NEW YORK, Nov 8 (Reuters) – Pablo Picasso’s 1932 portray “Femme à la montre” bought for greater than $139 million on Wednesday at a Sotheby’s New York public sale, making it essentially the most precious murals bought globally at an public sale this 12 months.
The work is a standout of New York Metropolis’s fall artwork public sale season, seen by many as a bellwether for the artwork market. It went below the hammer as a part of an estimated $400 million sale of the gathering of late philanthropist Emily Fisher Landau.
The nine-digit value made it the second most-expensive Picasso portray to promote at public sale, behind “Les femmes d’Alger (Model ‘O’),” which fetched $179.3 million, together with a purchaser’s premium, at Christie’s in 2015.
“Femme à la montre,” which interprets from French to “Lady with a Watch,” is a portrait of the artist’s lover Marie-Thérèse Walter seated in a throne-like chair towards a blue background. The titular wristwatch is a motif additionally seen in paintings Picasso fabricated from his spouse, Russian-Ukrainian ballerina Olga Khokhlova.
Pablo Picasso’s 1932 portray “Femme a la Montre” is displayed at an public sale at Sotheby’s, in New York Metropolis, U.S., November 8, 2023. REUTERS/Ben Kellerman Acquire Licensing Rights
Walter was 17 years outdated when she met the 45-year-old Picasso in Paris, and the 2 later entered right into a secret relationship whereas he was nonetheless married to Khokhlova. Walter grew to become his topic for numerous artworks, together with the 1932 portray “Femme nue couchée,” which bought for $67.5 million at public sale in 2022.

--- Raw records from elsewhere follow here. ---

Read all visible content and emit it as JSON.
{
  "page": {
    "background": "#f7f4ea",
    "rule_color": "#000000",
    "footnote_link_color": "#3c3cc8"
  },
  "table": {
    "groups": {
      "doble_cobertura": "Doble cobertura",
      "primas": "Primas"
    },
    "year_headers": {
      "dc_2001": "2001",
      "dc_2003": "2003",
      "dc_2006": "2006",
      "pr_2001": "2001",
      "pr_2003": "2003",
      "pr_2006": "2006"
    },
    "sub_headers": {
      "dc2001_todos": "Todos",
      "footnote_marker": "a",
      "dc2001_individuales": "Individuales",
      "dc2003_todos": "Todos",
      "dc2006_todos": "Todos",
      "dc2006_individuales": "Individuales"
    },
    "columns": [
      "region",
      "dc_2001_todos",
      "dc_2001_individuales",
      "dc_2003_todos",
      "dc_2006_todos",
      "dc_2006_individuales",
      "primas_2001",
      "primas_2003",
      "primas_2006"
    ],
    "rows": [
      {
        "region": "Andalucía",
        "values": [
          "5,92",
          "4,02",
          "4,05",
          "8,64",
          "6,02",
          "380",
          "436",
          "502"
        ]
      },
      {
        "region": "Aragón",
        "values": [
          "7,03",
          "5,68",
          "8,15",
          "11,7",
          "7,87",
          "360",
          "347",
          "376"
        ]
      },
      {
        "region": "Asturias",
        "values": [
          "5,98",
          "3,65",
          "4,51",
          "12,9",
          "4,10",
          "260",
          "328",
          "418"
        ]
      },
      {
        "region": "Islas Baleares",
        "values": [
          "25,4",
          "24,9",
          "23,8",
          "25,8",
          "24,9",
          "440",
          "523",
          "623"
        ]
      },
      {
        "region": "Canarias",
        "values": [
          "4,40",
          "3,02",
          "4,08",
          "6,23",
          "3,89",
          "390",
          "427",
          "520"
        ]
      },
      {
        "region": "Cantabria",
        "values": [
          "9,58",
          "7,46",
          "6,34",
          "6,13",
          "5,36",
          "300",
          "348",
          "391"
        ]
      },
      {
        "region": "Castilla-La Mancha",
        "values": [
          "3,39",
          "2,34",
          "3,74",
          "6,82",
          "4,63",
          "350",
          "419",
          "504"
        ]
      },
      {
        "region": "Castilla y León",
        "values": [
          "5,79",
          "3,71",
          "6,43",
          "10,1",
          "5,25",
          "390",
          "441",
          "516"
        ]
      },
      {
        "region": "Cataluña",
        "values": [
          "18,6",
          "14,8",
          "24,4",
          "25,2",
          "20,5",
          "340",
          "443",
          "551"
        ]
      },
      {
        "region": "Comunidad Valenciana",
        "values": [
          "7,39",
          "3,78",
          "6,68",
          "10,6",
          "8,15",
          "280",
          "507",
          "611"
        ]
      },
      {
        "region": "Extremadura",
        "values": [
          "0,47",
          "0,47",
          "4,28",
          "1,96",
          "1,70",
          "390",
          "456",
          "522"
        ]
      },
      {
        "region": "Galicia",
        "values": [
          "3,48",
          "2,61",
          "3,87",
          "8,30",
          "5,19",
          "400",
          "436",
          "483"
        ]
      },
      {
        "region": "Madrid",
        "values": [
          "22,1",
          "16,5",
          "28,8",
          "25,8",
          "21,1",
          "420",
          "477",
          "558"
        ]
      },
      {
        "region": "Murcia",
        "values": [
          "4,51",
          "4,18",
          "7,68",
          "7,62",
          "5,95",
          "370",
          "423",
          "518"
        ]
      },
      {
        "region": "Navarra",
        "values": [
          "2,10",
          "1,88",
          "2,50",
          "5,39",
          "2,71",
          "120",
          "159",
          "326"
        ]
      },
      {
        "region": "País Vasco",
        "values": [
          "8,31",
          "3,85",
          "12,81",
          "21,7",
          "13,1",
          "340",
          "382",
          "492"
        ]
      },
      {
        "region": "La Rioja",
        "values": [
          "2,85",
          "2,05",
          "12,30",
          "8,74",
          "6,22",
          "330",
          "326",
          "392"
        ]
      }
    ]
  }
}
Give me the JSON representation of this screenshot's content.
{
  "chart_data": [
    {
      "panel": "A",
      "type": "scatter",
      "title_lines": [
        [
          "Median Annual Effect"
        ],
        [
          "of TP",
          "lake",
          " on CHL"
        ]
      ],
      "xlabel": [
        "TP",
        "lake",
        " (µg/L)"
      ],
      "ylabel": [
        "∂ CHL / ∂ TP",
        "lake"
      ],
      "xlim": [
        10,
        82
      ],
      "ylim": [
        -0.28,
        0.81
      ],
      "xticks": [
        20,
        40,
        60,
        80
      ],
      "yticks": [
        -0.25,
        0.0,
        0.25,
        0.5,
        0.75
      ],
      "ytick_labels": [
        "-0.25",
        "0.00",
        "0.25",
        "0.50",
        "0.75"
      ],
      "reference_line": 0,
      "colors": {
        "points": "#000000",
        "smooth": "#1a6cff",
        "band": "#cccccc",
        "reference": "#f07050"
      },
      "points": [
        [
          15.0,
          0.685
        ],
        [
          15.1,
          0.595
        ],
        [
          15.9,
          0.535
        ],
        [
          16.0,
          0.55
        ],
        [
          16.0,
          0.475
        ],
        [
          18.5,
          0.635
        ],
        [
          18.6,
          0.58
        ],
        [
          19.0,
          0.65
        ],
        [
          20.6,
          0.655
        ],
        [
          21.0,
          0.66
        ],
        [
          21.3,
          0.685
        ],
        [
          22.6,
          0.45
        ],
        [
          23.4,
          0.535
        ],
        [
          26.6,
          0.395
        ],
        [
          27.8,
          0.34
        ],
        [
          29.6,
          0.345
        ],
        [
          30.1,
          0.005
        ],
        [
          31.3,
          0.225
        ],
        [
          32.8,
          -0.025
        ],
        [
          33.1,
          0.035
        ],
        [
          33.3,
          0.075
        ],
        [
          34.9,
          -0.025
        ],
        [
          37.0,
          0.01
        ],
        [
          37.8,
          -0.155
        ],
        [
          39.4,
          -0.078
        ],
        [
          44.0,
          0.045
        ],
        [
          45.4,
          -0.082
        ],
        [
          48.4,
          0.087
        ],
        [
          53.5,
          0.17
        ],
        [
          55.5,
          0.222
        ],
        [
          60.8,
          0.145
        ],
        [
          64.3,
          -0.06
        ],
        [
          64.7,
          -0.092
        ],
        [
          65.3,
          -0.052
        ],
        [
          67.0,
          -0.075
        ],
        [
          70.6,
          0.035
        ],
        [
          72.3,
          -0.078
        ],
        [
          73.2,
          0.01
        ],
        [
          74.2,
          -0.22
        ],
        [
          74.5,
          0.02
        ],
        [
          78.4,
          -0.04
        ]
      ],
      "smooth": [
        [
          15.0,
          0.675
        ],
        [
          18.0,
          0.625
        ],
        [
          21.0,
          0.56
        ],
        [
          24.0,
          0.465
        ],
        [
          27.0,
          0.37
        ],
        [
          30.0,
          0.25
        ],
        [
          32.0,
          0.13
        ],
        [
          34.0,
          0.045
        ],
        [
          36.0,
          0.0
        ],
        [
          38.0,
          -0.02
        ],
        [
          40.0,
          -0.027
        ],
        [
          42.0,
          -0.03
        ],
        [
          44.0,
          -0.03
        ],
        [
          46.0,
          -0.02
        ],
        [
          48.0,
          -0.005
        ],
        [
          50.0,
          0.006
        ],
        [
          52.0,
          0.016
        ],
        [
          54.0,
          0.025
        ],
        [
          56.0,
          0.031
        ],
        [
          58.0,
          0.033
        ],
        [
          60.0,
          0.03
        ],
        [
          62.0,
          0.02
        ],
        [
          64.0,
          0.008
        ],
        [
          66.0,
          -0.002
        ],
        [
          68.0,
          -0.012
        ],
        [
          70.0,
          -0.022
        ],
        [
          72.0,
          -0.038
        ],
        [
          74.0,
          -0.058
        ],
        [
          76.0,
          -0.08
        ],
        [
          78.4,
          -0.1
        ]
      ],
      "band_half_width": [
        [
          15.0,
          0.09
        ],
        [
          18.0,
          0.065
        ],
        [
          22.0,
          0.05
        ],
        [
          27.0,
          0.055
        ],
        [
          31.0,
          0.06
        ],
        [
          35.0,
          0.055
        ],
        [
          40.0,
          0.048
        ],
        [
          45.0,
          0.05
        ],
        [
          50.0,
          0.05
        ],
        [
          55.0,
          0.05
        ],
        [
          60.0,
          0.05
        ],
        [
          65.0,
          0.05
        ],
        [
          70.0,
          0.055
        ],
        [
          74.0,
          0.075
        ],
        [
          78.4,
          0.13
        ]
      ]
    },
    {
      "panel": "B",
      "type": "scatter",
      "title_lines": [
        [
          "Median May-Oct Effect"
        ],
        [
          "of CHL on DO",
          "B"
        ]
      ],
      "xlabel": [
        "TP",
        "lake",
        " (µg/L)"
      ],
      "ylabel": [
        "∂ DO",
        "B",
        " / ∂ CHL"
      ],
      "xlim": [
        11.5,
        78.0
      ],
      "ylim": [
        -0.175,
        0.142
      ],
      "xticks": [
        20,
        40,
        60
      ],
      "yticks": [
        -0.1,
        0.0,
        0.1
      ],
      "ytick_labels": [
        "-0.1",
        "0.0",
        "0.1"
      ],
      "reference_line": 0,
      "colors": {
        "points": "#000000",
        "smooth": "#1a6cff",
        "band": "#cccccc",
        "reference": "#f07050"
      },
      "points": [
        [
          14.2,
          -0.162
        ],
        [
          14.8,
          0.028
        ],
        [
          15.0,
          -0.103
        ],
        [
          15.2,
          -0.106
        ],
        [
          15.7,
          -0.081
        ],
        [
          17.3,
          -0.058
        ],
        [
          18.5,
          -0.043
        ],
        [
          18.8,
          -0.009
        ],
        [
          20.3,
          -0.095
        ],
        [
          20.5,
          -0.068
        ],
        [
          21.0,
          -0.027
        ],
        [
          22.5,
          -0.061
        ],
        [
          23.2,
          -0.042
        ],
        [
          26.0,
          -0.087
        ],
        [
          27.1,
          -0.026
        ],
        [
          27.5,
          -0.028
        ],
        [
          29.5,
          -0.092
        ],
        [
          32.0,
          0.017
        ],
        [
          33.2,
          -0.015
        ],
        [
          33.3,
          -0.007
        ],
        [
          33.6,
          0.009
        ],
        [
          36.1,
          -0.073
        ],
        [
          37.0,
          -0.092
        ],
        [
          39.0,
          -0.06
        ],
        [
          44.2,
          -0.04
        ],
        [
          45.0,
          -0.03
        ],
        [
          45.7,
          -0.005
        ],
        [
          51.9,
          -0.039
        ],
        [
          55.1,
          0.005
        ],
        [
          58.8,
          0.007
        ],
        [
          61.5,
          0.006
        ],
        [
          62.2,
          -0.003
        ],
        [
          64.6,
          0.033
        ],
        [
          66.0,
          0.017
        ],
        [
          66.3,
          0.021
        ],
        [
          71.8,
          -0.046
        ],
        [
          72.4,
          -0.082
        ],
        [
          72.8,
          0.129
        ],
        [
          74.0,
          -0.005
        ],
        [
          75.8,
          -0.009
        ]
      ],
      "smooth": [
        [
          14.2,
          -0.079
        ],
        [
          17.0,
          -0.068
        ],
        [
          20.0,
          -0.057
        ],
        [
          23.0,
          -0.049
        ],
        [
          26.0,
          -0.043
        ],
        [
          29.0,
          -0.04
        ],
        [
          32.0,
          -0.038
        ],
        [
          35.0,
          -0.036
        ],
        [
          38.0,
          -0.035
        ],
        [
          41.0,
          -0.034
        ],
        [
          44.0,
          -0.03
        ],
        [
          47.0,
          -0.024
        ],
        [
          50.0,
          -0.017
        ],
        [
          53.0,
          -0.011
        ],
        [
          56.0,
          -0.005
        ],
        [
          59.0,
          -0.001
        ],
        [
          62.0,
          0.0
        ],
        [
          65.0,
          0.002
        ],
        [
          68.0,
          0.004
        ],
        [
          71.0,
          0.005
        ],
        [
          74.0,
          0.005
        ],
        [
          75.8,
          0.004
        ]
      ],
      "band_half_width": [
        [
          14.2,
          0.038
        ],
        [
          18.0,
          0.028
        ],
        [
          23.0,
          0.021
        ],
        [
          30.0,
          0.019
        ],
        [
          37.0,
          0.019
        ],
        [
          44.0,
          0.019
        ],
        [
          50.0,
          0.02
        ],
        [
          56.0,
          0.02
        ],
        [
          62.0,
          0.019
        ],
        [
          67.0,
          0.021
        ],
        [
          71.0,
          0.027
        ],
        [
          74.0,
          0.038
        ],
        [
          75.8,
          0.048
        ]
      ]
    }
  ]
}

Picasso painted “Femme à la montre” at a pivotal 12 months in his profession. At 50 years outdated, he had already achieved widespread fame by 1932 however ramped up his ambitions to silence critics who questioned “whether or not he was an artist of the previous relatively than the long run,” in line with the Tate Trendy museum.
Fisher Landau purchased the portray from New York’s Tempo Gallery in 1968 and saved it above the mantle in her Manhattan residence, in line with Sotheby’s.
An nameless purchaser beat out two different bidders for the portray.